Lyrics and music-information database Genius has officially sold to Santa Monica-headquartered MediaLab for a reported $80 million – less than the 12-year-old platform has raised from investors, including Everblue, Andreessen Horowitz, and Cleveland Cavaliers owner Dan Gilbert.
The $80 million sale – as well as MediaLab execs’ immediate plans for Genius – came to light in a report from Bloomberg. Three-year-old MediaLab – “a holding company of consumer internet brands” that says that it has a “growing presence in Mexico, Argentina, Brazil & broader Latin America” – indicated in a statement that it’s already finalized layoffs affecting “some very talented individuals on the content and production teams.”
It’s unclear which division(s) additional cutbacks could impact, but an anonymous source with knowledge of the matter specified that any further cost-reducing measures won’t involve Brooklyn-based Genius’s engineering, product, or sales teams.
Additionally, the buyer, which owns messaging app Kik and mixtape-distribution service DatPiff, noted in a statement: “The scale of the community platform is what attracted us to Genius and this is where we will be heavily investing going forward, with a renewed focus on emerging artists.”
Lastly, regarding the nuances of the sale, Bloomberg relayed that Genius’s “obligations to its preferred shareholders exceeded the sale price” – meaning that backers won’t recoup the entirety of their investments. MediaLab fronted $60 million as part of the purchase and is set to pay the remaining $20 million over the next two years.
Genius’s sale arrives about 13 months after the dismissal of its much-publicized stolen-lyrics lawsuit against Google and Toronto-headquartered LyricFind.

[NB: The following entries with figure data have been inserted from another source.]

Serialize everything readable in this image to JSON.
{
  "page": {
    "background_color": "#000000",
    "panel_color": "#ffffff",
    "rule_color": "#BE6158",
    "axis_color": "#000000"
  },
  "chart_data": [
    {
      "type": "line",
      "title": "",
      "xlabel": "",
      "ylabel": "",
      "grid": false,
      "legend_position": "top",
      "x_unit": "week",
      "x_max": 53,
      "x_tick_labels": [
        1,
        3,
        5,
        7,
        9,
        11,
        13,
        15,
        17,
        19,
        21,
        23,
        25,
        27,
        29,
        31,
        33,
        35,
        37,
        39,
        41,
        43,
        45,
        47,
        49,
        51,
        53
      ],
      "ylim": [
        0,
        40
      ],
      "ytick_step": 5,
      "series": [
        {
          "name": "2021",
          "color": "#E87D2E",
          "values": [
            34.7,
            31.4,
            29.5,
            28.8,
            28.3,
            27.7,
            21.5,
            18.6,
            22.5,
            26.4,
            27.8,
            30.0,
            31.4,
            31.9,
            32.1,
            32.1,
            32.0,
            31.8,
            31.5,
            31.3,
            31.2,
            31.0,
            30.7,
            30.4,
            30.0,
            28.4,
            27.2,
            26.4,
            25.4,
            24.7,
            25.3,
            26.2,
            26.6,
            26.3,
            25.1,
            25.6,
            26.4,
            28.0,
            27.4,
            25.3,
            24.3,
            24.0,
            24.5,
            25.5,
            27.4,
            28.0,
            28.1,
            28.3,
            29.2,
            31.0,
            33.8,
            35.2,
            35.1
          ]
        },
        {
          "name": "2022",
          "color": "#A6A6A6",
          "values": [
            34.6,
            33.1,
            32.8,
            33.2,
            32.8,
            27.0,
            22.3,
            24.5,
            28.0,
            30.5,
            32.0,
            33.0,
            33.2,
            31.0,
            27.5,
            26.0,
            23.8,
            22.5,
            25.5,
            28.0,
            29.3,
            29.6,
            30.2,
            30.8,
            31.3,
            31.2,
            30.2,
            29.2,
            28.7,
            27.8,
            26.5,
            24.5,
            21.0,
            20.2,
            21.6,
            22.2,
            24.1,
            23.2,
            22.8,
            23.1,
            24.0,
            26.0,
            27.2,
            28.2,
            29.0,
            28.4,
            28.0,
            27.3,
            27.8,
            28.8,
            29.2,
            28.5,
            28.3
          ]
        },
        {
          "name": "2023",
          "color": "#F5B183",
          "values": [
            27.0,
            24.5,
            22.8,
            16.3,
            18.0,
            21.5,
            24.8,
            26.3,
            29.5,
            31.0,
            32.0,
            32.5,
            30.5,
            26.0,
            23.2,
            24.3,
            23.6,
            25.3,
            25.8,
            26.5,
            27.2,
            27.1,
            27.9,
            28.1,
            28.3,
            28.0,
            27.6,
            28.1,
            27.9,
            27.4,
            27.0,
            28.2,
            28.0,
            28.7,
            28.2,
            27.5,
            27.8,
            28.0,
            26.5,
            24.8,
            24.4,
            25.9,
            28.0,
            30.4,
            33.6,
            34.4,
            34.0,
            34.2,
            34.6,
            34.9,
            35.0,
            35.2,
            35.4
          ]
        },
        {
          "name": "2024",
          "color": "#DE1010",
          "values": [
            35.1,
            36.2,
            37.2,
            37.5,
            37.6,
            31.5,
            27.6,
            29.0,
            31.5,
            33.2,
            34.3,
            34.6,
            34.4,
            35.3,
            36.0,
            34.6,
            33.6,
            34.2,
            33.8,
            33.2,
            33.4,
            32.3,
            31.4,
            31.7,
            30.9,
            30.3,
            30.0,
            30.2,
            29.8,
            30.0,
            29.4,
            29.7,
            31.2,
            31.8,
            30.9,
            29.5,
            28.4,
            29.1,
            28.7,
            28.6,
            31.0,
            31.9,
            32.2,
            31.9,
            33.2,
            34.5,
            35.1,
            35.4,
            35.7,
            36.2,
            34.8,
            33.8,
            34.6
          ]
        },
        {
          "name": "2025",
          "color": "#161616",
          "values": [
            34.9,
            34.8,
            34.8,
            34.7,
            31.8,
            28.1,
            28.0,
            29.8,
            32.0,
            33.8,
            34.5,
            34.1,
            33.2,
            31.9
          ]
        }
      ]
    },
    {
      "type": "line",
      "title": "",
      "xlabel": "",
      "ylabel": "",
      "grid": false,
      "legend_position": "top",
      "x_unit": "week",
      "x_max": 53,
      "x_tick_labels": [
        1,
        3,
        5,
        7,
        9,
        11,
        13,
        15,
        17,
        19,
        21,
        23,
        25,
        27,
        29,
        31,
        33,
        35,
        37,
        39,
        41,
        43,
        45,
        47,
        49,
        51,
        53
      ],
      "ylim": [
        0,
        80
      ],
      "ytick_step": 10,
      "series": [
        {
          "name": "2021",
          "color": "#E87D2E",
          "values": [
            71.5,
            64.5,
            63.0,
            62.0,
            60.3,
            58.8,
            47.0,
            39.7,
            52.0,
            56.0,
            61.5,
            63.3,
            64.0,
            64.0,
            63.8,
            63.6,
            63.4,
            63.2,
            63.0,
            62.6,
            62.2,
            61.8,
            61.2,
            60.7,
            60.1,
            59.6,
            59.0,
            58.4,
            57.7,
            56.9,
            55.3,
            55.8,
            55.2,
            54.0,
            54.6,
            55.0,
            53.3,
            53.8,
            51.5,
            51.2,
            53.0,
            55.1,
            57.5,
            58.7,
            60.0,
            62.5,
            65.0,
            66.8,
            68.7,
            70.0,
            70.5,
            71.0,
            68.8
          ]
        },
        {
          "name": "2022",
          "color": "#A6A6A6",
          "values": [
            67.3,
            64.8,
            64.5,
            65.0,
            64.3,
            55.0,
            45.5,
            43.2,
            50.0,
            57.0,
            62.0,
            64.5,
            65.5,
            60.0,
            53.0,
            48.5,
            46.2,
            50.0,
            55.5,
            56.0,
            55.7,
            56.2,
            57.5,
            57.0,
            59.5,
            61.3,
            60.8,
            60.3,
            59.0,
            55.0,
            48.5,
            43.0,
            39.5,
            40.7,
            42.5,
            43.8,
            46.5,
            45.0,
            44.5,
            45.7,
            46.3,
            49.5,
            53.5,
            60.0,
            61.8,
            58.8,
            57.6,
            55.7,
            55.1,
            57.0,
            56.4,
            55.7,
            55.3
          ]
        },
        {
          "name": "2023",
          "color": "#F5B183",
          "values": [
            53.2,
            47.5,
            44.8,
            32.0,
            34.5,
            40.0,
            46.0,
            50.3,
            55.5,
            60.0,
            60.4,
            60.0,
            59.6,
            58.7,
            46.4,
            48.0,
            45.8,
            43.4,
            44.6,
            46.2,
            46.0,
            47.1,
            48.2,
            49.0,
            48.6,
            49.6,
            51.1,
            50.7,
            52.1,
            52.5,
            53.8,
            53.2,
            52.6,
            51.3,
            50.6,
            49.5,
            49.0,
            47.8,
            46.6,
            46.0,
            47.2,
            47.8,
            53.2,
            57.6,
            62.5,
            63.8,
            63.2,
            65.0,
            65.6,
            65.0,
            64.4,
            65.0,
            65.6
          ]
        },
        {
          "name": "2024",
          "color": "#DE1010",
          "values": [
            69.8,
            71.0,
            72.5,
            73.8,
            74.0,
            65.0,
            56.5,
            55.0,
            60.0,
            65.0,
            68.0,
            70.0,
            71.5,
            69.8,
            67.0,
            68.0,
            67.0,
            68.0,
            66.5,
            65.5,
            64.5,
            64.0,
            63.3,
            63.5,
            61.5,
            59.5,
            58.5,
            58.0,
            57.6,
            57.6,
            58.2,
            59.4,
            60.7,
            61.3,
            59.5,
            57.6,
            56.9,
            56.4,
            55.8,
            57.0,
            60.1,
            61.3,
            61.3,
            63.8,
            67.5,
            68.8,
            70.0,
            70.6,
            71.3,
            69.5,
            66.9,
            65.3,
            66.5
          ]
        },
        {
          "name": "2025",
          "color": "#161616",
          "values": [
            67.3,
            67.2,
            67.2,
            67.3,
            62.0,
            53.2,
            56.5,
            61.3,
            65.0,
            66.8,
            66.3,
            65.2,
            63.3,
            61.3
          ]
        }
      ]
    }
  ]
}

LyricFind provides lyrics for Google’s search-results pages, and Genius alleged in the $50 million suit – filed back in December of 2019 – that the company had lifted a portion of these lyrics directly from Genius. In an effort to prove the charges, Genius team members inserted almost-indiscernible “curly apostrophes” in their transcriptions, and the punctuation marks, which spelled out “red handed” in Morse code, then appeared in a number of lyric sets from LyricFind.
Despite this evidence, the presiding judge tossed the suit in part because it hadn’t been submitted by rightsholders themselves, with both Genius and LyricFind having received authorization to display lyrics. The plaintiff failed “to allege breach of contract claims that are qualitatively different from federal copyright claims,” which it could not pursue in this instance because it doesn’t own the underlying intellectual property, the court specified.
Last December, Spotify officially patented a “spoken words analyzer,” or an AI-powered system that analyzes and classifies songs based upon their lyrics and technical characteristics. Separately, a text-to-speech AI that debuted in late June of this year enables users to hear inputted text in the voice of prominent rappers such as Kanye West and Eminem.